Chavez pulled over in front of Jimmy and pointed Susan’s stolen gun. The 6’3″ man asked the little boy:

“Do you want to die today?”

When Jimmy said, “No,” he shot him. Chavez forced him into the truck and drove to the trailer on the horse farm where he sexually assaulted him. Later that day, Chavez says he heard helicopters overhead. When he looked up, distracted, Jimmy tried to escape. He says that Jimmy ran to the door of the U-camper trailer that was here in this location, and that he basically shot him and caught Jimmy just above his rib cage, uh, on the right side of his back. Chavez held Jimmy as he took his last breath, then stored the body for 3 days in an abandoned van nearby. He later dismembered the body, placed the parts in three plastic 25-gallon planters, and filled them with cement. He killed a few of Susan’s dogs to cover up the smell and stripped the pickup truck of any evidence of his crime.

The FBI confiscates the planters and finds a child’s body inside. Dental records confirm it is Jimmy Rice.

“When you’re removing a—a child who was, you know, kidnapped and raped and murdered and then chopped up and then placed in a cement, uh, container, there’s no training in the world that can prepare you for that. That—that will remain with me for the rest of my life.”

Agents tell the Rices the news they don’t want to hear.

“They sat the family down and they said, ‘Uh, we—we found a child’s remains that’s been identified as your son.'”

Grief-stricken, the Rice family decides to address the public at a press conference.
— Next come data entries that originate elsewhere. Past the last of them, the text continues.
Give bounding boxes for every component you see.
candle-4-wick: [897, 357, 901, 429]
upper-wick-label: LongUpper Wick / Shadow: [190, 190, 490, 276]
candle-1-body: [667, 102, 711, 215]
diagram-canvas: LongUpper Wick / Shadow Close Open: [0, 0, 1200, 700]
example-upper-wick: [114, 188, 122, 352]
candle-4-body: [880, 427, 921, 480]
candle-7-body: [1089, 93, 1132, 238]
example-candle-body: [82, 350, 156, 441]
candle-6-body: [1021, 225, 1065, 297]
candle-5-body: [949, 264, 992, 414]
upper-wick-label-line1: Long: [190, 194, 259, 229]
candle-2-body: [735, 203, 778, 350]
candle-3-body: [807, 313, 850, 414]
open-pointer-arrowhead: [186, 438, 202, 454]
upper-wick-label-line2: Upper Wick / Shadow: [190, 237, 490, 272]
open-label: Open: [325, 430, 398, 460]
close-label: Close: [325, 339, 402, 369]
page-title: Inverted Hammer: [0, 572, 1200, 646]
“We had asked all these people to help all along, and we wanted to thank them, and, uh, to set, uh, the proper tone for how the news should be received and how, uh, it was important to us, said, ‘Jimmy… you know, that that this news go out in a positive fashion for him.'”

When reporters cut off their cameras, many break down in tears.

“Chavez goes to trial in 1998. He recants his confession and pleads innocent. The jury doesn’t believe him and finds Juan Carlos Chavez guilty of kidnapping, sexual battery, and first-degree murder. He is sentenced to death.”

“Juan Carlos Chavez, uh, could have, uh, killed other kids that no one knows about. And if—if he wasn’t caught in this particular case, uh, he would have done the same thing to someone else.”

“We’re going to do what we can to make sure no other child in this country ever has to go through the hell that he did. Whatever it takes.”

Claudine and Don Rice are at President Bill Clinton’s side when he signs an executive order making it legal to post photos of missing children in federal buildings and parks. They also start an organization that trains law enforcement in handling child abductions. But the ordeal takes its toll. In 2009, Claudine Rice dies at the age of 66.

“Claudine died just as much as if he’d shot her in the heart, but she died of a heart attack from grief.”

Don takes solace in knowing that his wife and son are back together.

“It gives me some comfort knowing that they’re side by side, and that, uh, someday I’ll be laid to rest next to him.”